The findings of the current study should be considered in light of three limitations. First, the youngest age at which antisocial behavior was first measured in the Add Health respondents included in our analyses was 12 years. Thus, the observed trajectories did not capture childhood-onset antisocial behavior although we surmise that the moderate declining class is equivalent to the childhood-limited class identified in previous research [1, 39]. Second, because of a lack of prospective or retrospective data on respondents’ childhood environments or individual characteristics in childhood, we could not test whether the five trajectories were etiologically distinct.

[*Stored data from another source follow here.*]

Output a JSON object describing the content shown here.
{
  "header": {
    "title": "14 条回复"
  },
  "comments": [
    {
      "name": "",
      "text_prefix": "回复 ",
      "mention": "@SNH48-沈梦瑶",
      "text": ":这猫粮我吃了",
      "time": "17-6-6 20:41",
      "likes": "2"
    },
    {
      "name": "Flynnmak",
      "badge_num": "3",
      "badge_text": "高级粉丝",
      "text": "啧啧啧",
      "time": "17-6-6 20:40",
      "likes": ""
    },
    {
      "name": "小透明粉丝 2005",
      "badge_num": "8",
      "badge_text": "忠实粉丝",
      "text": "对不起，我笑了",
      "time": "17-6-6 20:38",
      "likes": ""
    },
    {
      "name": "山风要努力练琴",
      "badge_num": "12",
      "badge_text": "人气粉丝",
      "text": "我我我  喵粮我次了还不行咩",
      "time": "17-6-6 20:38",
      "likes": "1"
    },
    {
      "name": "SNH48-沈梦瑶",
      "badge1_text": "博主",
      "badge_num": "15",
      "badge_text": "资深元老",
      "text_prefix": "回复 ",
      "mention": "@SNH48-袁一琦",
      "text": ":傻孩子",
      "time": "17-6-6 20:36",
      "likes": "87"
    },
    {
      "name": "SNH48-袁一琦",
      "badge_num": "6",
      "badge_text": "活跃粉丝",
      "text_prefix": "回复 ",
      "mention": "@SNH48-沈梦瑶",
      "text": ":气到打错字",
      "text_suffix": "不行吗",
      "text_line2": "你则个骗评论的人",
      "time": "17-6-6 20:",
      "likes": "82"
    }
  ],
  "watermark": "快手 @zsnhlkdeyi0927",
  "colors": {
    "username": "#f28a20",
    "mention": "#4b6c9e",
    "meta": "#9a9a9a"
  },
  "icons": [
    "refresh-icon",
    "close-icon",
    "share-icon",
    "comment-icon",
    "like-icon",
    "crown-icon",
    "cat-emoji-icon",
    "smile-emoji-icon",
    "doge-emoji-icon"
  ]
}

Third, because we only included individuals who had nonmissing data on our antisocial behavior measures, we did not account for those who were incarcerated or who were not assessed across all four waves in the study. Thus, our life-course-persistent group may not have included individuals who were involved in frequent, severe, and chronic antisocial behavior (although presumably it would have included those who had managed to evade detection or sentencing in the criminal justice system). This could explain why the group we identified as “life-course-persistent” was engaging in fairly modest levels of antisocial behavior by the time they were in their late twenties and early thirties, although rates of antisocial behavior in this group were still high relative to other groups. It is worth noting that population-based samples like Add Health and samples of criminal offenders or other high-risk groups provide different kinds of information. On the one hand, high-risk samples can elucidate patterns of severe antisocial behavior over time, and may therefore be informative about the types of antisocial behavior that carry the greatest costs to society. On the other hand, population-based samples are necessary to understand heterogeneity in the development of antisocial behavior and the population composition. For instance, although a sample of high-risk offenders could be assumed to include many individuals who follow a life-course-persistent trajectory of antisocial behavior, such a sample would not be informative about the prevalence of life-course-persistent antisocial behavior in the population. Moreover, individuals who engage in moderate levels of antisocial behavior, such as the adolescent-limited or childhood-limited group, may not be identified in the high-risk samples; yet, they contribute to our understanding of the development of antisocial behavior. Accurate identification of these groups is needed before researchers can further investigate precursors and outcomes of different trajectories.

Conclusion

Despite these limitations, our data shed light on patterns of antisocial behavior that have not previously been revealed. Although the inclusion of heterotypic as well as homotypic forms of antisocial behavior made little difference to the trajectories that have typically been identified in longitudinal research, accounting for adolescent- and adult-specific antisocial behaviors did clarify behavior in a group that has sometimes (and controversially) been identified as initiating antisocial behavior in adulthood. Our findings underscore the importance of modeling heterogeneity in large, population-based samples observed over suitably long periods of time for purposes of accurate classification. Accurate identification of groups will improve chances that researchers will successfully identify etiological differences across groups as well as factors that promote desistance.